I feel like the more reasonable answer here is to just let the user take the latency hit. Surely requests being somewhat slower is preferable to requests being outright bitbucketed, right?
CF is bascically saying "we can know your IP but not the site you are trying to resolve" (that will know your IP anyway once you navigate there).
Whereas not loading at all looks like archive.is issue but is ultimately caused by archive.is.
> CF is bascically saying "we can know your IP but not the site you are trying to resolve" (that will know your IP anyway once you navigate there).
Not necessarily. For example, the DNS query could go straight to CF while the eventual request to archive.is goes through a proxy or VPN.

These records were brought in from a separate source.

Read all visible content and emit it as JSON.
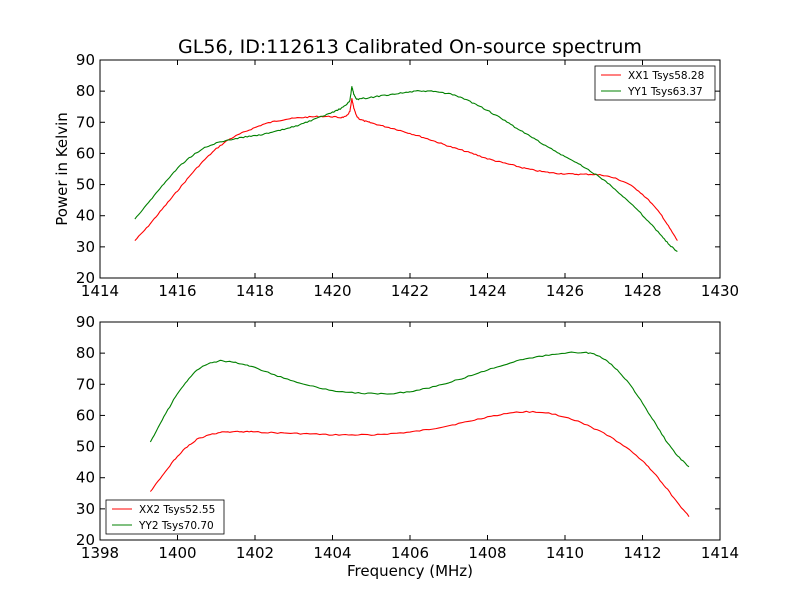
{
  "figure": {
    "title": "GL56, ID:112613 Calibrated On-source spectrum",
    "ylabel": "Power in Kelvin",
    "xlabel": "Frequency (MHz)"
  },
  "chart_data": [
    {
      "type": "line",
      "title": "GL56, ID:112613 Calibrated On-source spectrum",
      "ylabel": "Power in Kelvin",
      "xlabel": "",
      "xlim": [
        1414,
        1430
      ],
      "ylim": [
        20,
        90
      ],
      "xticks": [
        1414,
        1416,
        1418,
        1420,
        1422,
        1424,
        1426,
        1428,
        1430
      ],
      "yticks": [
        20,
        30,
        40,
        50,
        60,
        70,
        80,
        90
      ],
      "xtick_labels": [
        "1414",
        "1416",
        "1418",
        "1420",
        "1422",
        "1424",
        "1426",
        "1428",
        "1430"
      ],
      "ytick_labels": [
        "20",
        "30",
        "40",
        "50",
        "60",
        "70",
        "80",
        "90"
      ],
      "grid": false,
      "legend_position": "top-right",
      "series": [
        {
          "name": "XX1 Tsys58.28",
          "color": "#ff0000",
          "x": [
            1414.9,
            1415.2,
            1415.5,
            1415.8,
            1416.1,
            1416.4,
            1416.7,
            1417.0,
            1417.3,
            1417.6,
            1417.9,
            1418.2,
            1418.5,
            1418.8,
            1419.1,
            1419.4,
            1419.7,
            1420.0,
            1420.2,
            1420.35,
            1420.45,
            1420.5,
            1420.55,
            1420.62,
            1420.7,
            1420.85,
            1421.0,
            1421.3,
            1421.6,
            1421.9,
            1422.2,
            1422.5,
            1422.8,
            1423.1,
            1423.4,
            1423.7,
            1424.0,
            1424.3,
            1424.6,
            1424.9,
            1425.2,
            1425.5,
            1425.8,
            1426.1,
            1426.4,
            1426.7,
            1427.0,
            1427.3,
            1427.6,
            1427.9,
            1428.2,
            1428.5,
            1428.7,
            1428.9
          ],
          "y": [
            32,
            36,
            40.5,
            45,
            49.5,
            54,
            58,
            61.5,
            64.3,
            66.2,
            67.8,
            69.3,
            70.3,
            71.0,
            71.4,
            71.7,
            71.9,
            71.8,
            71.5,
            71.8,
            73.5,
            77.5,
            74.5,
            72.0,
            71.0,
            70.3,
            69.8,
            68.8,
            67.9,
            66.8,
            65.7,
            64.5,
            63.2,
            61.9,
            60.8,
            59.6,
            58.3,
            57.3,
            56.4,
            55.4,
            54.6,
            54.0,
            53.6,
            53.4,
            53.3,
            53.3,
            53.0,
            52.0,
            50.5,
            48.0,
            44.5,
            40.0,
            36.0,
            32
          ]
        },
        {
          "name": "YY1 Tsys63.37",
          "color": "#008000",
          "x": [
            1414.9,
            1415.2,
            1415.5,
            1415.8,
            1416.1,
            1416.4,
            1416.7,
            1417.0,
            1417.3,
            1417.6,
            1417.9,
            1418.2,
            1418.5,
            1418.8,
            1419.1,
            1419.4,
            1419.7,
            1420.0,
            1420.2,
            1420.35,
            1420.45,
            1420.5,
            1420.55,
            1420.62,
            1420.7,
            1421.0,
            1421.3,
            1421.6,
            1421.9,
            1422.2,
            1422.5,
            1422.8,
            1423.1,
            1423.4,
            1423.7,
            1424.0,
            1424.3,
            1424.6,
            1424.9,
            1425.2,
            1425.5,
            1425.8,
            1426.1,
            1426.4,
            1426.7,
            1427.0,
            1427.3,
            1427.6,
            1427.9,
            1428.2,
            1428.5,
            1428.7,
            1428.9
          ],
          "y": [
            39,
            43.5,
            48,
            52.5,
            56.5,
            59.5,
            61.8,
            63.3,
            64.3,
            65.0,
            65.6,
            66.1,
            66.9,
            67.9,
            69.0,
            70.3,
            71.7,
            73.2,
            74.3,
            75.5,
            77.0,
            81.5,
            79.0,
            77.3,
            77.5,
            78.0,
            78.6,
            79.1,
            79.6,
            80.0,
            80.0,
            79.6,
            78.9,
            77.5,
            75.8,
            73.8,
            71.6,
            69.3,
            67.0,
            64.8,
            62.5,
            60.3,
            58.3,
            56.3,
            54.0,
            51.5,
            48.5,
            45.0,
            41.5,
            37.5,
            33.5,
            30.5,
            28.5
          ]
        }
      ]
    },
    {
      "type": "line",
      "title": "",
      "ylabel": "",
      "xlabel": "Frequency (MHz)",
      "xlim": [
        1398,
        1414
      ],
      "ylim": [
        20,
        90
      ],
      "xticks": [
        1398,
        1400,
        1402,
        1404,
        1406,
        1408,
        1410,
        1412,
        1414
      ],
      "yticks": [
        20,
        30,
        40,
        50,
        60,
        70,
        80,
        90
      ],
      "xtick_labels": [
        "1398",
        "1400",
        "1402",
        "1404",
        "1406",
        "1408",
        "1410",
        "1412",
        "1414"
      ],
      "ytick_labels": [
        "20",
        "30",
        "40",
        "50",
        "60",
        "70",
        "80",
        "90"
      ],
      "grid": false,
      "legend_position": "bottom-left",
      "series": [
        {
          "name": "XX2 Tsys52.55",
          "color": "#ff0000",
          "x": [
            1399.3,
            1399.6,
            1399.9,
            1400.2,
            1400.5,
            1400.8,
            1401.1,
            1401.4,
            1401.7,
            1402.0,
            1402.5,
            1403.0,
            1403.5,
            1404.0,
            1404.5,
            1405.0,
            1405.5,
            1406.0,
            1406.5,
            1407.0,
            1407.5,
            1408.0,
            1408.5,
            1409.0,
            1409.5,
            1410.0,
            1410.5,
            1411.0,
            1411.5,
            1412.0,
            1412.3,
            1412.6,
            1412.9,
            1413.2
          ],
          "y": [
            35.5,
            40.5,
            45.5,
            49.5,
            52.3,
            53.8,
            54.5,
            54.8,
            54.8,
            54.7,
            54.4,
            54.2,
            54.0,
            53.8,
            53.7,
            53.8,
            54.1,
            54.6,
            55.5,
            56.7,
            58.0,
            59.5,
            60.7,
            61.2,
            60.9,
            59.6,
            57.3,
            54.3,
            50.5,
            45.5,
            41.5,
            37.0,
            32.0,
            27.5
          ]
        },
        {
          "name": "YY2 Tsys70.70",
          "color": "#008000",
          "x": [
            1399.3,
            1399.6,
            1399.9,
            1400.2,
            1400.5,
            1400.8,
            1401.1,
            1401.4,
            1401.7,
            1402.0,
            1402.5,
            1403.0,
            1403.5,
            1404.0,
            1404.5,
            1405.0,
            1405.5,
            1406.0,
            1406.5,
            1407.0,
            1407.5,
            1408.0,
            1408.5,
            1409.0,
            1409.5,
            1410.0,
            1410.5,
            1410.8,
            1411.1,
            1411.4,
            1411.7,
            1412.0,
            1412.3,
            1412.6,
            1412.9,
            1413.2
          ],
          "y": [
            51.5,
            58.5,
            65.0,
            70.5,
            74.5,
            76.8,
            77.5,
            77.3,
            76.5,
            75.3,
            73.0,
            71.0,
            69.3,
            68.0,
            67.3,
            67.0,
            67.0,
            67.6,
            68.9,
            70.6,
            72.5,
            74.6,
            76.6,
            78.2,
            79.3,
            80.1,
            80.3,
            79.5,
            77.5,
            74.0,
            69.5,
            64.0,
            58.0,
            52.0,
            47.0,
            43.5
          ]
        }
      ]
    }
  ]
}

You don't need to make any such assumption; the above point stands even in the case of simply hitting the "wrong" (i.e. geographically suboptimal) CDN endpoint.
But for a site that essentially tries to serve you static content as quickly as possible and mostly all at once, that would probably introduce more overhead than it's worth.
I get that they don't want to "take the blame" but it seems like both parties are performing reasonable actions that butt heads but that one party resolves that by just not performing the service. To me that feels like a worse outcome than slow service, as it just looks like the site is down.
The next naive question I have is about the response of truncation. I understand Cloudflare is preserving privacy. Archive says that privacy is preserved because they truncate the PII. Is this truncation verifiable in the request from Cloudflare? If not, then this seems like an unreasonable expectation ("just trust me bro"). Again, personally I'd rather have the latency hit and I'm not sure I'm seeing a good argument against this.
True, but it's still the difference between being able to load all embedded resources from a server close to the user or potentially having to haul all of that across an ocean, considering TCP congestion window scaling (which is sensitive to round trip times) etc.
All that said, based on a purported comment by the maintainer of archive.is, the aim of their CDN is actually not improving responsivity, but delaying legal/law enforcement responses: >>36971650
> Archive says that privacy is preserved because they truncate the PII.
Personally, I don't have a lot of sympathy for either party here:
I think, especially given the comment linked above, Archive's latency/efficiency concerns are just pretext for quite different concerns of their own (having to deal with law enforcement).
And on the other hand, while Cloudflare's EDNS subnet truncation might help user privacy in a few edge cases (as many have said here, the visited site will get the user's IP as soon as they connect to their servers!), it also makes it that much harder for CDNs other than Cloudflare to efficiently serve content using DNS-based routing and forces them to also use Anycast, which is much harder to do.